Marlene Knörr, BV, Henriette lächelt (borromaeusverein.de)
Ich hatte bereits Gelegenheit, ihn zu lesen und mich auf das Angenehmste überraschen zu lassen.
„Wenn die anderen Frauen über ihre Figur reden, schweigt Henriette, weil sie nicht mitreden kann. Henriette hat keine Figur.“ Henriette hat 190 Kilo, nur ihre Finger sind schlank, Pianistinnenfinger. Henriette ist Buchhalterin im Homeoffice.
„Jeden Morgen beschließt Henriette abzunehmen“, Strategien werden erprobt, die geheimen Vorräte sind in geheimen Fächern, geheimen Laden versteckt, der Lieferdienst liefert prompt. Henriette hat drei. Und Henriette hat eine Mutter im Genick, von der sie sich nicht zu
emanzipieren weiß. Die Mutter liegt zwar am Friedhof, ist aber allgegenwärtig.
„Henriette hat so schwer an sich zu tragen, dass sie nicht auch noch Verantwortung tragen kann.“
Henriette hatte nicht immer 190 Kilo —Tendenz steigend. Als sie noch U-80 war, hat sie sich wahllos Liebhaber mitgenommen. Die Psychologie, die im Text steckt, ist feiner ziseliert, als ich
es gerade darstelle. Es gibt noch eine Freundin im Haus, einen Arbeitskollegen, den Lieferservice, Margeritenblüten in der Herzkammer, …

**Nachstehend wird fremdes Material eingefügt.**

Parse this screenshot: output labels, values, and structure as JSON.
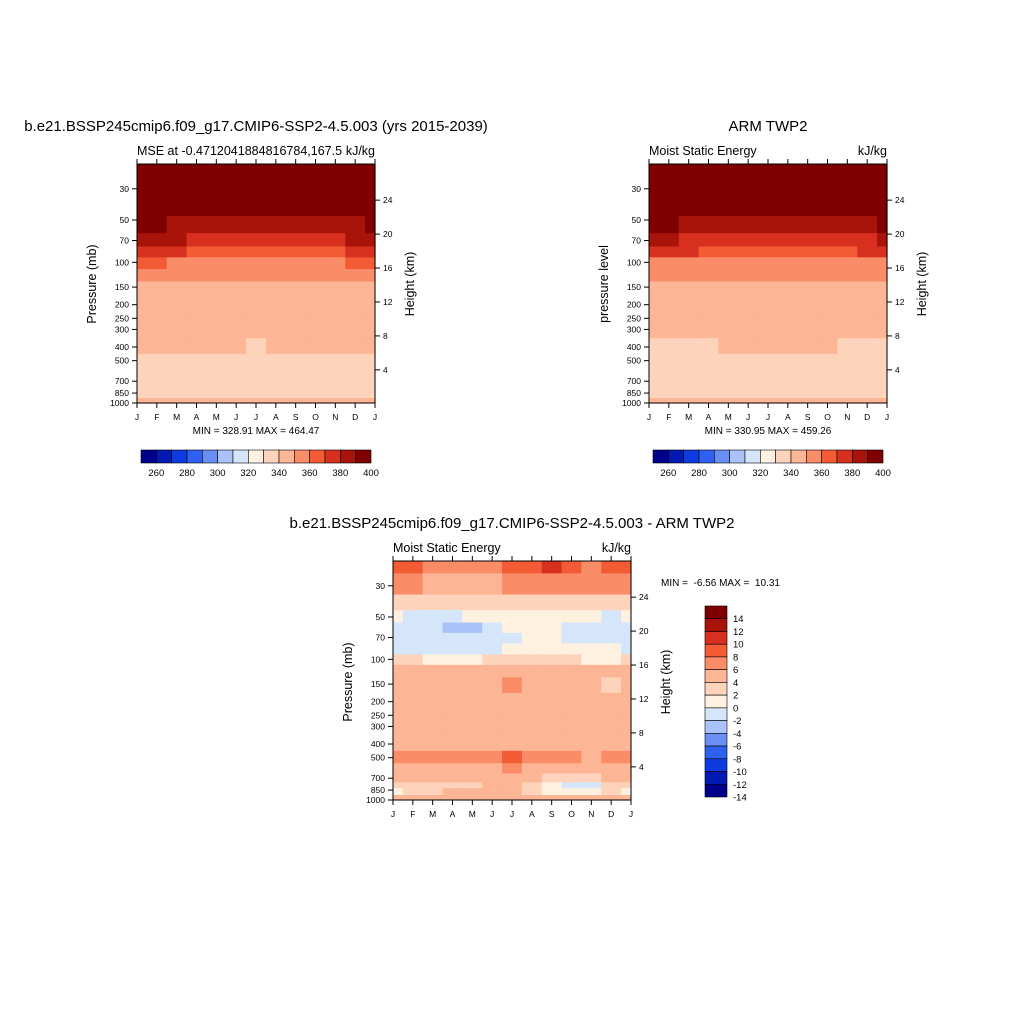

Sehr angetan war ich von der Sprache, exakt abgezirkelt, jedes Wort an seinem Platz, kein Wort zu viel, kein Wort zu wenig, große Poesie.
„Henriette lächelt. Es sind Platanen.“ so endet der Roman, möge der Leser die Leserin gleichfalls lächeln, feine Ironie beinhaltet das Buch ausreichend. Warum es Platanen sind, die
Henriette lächeln machen, da müsst ihr selber draufkommen.
(Gerhard Hintringer, Sept. 2023)
Die Geschichte zeichnet auf, was Henriette durch den Kopf geht, während sie durch ihr Leben geht. Ein Leben, das von ihrer Körperlichkeit geprägt ist. Und von einem Margeritenherz. Und von zwei Mägen. Und von ihrem Willen, sich klar zu werden. Die Episoden ihres Leben werden ganz konkret erzählt, also so, dass es erlebbar wird. Ich möchte mehr über Henriette wissen. Tiefer in sie eintauchen.
Besonders gefällt mir das Band, das zwischen Henriette und Sonja, einer zunächst schwangeren Nachbarin geknüpft wird. Diese Begegnung, in der Henriette unter Aufbringung all ihres Willens "alles richtig" macht, bringt Henriette um den so wichtigen Millimeter aus ihrer Situation heraus. Am Ende des Tages sind es zwei Frauen und ein kleines Kind - Margarete. Und an diesem Punkt geht für mich diese Geschichte über Henriettes Körperlichkeit hinaus, sie ist auch eine Geschichte über Verletzlichkeit, Mut und Entschlossenheit.
Das Buch lässt mich mit dem Gefühl zurück, dass Entschlossenheit und eine Margarite im Herz ein Anfang sein kann. Und dass es vielleicht viel mehr Henriettes gibt, als man so meinen möchte. Auch, wenn man die anderen Henrietten auf den ersten Blick nicht erkennt.